Reforming Italy’s Old Insolvency Regime
The long-awaited radical overhaul of Italy’s arcane insolvency regulations came into force when in 2006, parliament replaced a once notoriously cumbersome body of procedures with one resembling key provisions of Chapter 11 in the United States. The new process favors corporate restructuring over the finality of liquidation and strengthens lenders’ rights to stimulate freer flow of credit to small and medium sized firms.
With momentum for reform languishing on the parliamentary agenda for over five years, the financial crises that rocked some of Italy’s leading corporate giants—highlighted by Parmalat’s near overnight demise in 2003—finally brought to bear sufficient political pressure to significantly revisit the bankruptcy law for the first time since 1942. Comprehensive reform saw the light of day when the final set of 2006 regulations demolished the old law’s outdated criminal liability provisions.
In general, the most important change introduced by the new law provides distressed firms a set of tools to overcome internal crises, either through out-of-court debt restructuring agreements or through a formal rescue procedure in the framework of composition with creditors proceeding. The law provided immediate relief by allowing firms that were in the middle of liquidation proceedings to set up reorganizations. The new system also limits the ability of government regulators to interfere by strengthening the role and responsibilities of creditors’ committees, establishing a clear priority scheme for creditors, and discharging the debtor from its remaining unpaid obligations following liquidation.

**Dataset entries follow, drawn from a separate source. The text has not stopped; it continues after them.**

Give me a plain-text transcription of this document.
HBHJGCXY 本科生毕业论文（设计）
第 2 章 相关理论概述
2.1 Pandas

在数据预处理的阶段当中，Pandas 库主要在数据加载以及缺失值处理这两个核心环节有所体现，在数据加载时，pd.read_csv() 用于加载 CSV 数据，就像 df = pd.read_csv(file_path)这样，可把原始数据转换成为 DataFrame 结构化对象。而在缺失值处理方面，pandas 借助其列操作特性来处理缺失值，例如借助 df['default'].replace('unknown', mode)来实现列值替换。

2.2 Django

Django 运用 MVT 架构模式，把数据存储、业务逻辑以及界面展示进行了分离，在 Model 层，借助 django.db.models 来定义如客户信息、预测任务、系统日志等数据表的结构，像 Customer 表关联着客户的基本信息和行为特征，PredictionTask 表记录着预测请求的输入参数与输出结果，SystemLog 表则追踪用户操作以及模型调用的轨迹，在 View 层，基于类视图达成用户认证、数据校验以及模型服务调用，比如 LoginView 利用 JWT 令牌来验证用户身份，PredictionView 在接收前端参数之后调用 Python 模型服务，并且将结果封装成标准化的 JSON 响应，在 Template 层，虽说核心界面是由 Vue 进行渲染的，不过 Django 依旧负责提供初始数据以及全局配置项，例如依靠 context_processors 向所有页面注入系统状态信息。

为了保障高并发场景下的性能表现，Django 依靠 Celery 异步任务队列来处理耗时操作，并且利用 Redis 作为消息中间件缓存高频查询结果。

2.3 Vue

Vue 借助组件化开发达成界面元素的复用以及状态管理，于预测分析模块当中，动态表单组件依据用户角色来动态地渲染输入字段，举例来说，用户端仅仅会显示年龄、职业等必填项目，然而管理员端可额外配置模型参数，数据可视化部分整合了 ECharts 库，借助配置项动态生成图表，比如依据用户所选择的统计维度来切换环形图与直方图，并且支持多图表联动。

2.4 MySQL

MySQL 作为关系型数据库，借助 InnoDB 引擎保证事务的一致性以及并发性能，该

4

The new law foresees a dramatic cut in the time it takes firms to close, preserving more of a company’s value and allowing creditors to recoup more from their claims. However, not enough time has passed for the impact of the reforms to emerge in our data on closing a business.While the jury remains out, anecdotal data already suggests that the new provisions injected greater confidence in the Italian lending community in a more efficient system that can embrace forward-thinking risk takers with the capital they need to make new businesses flourish.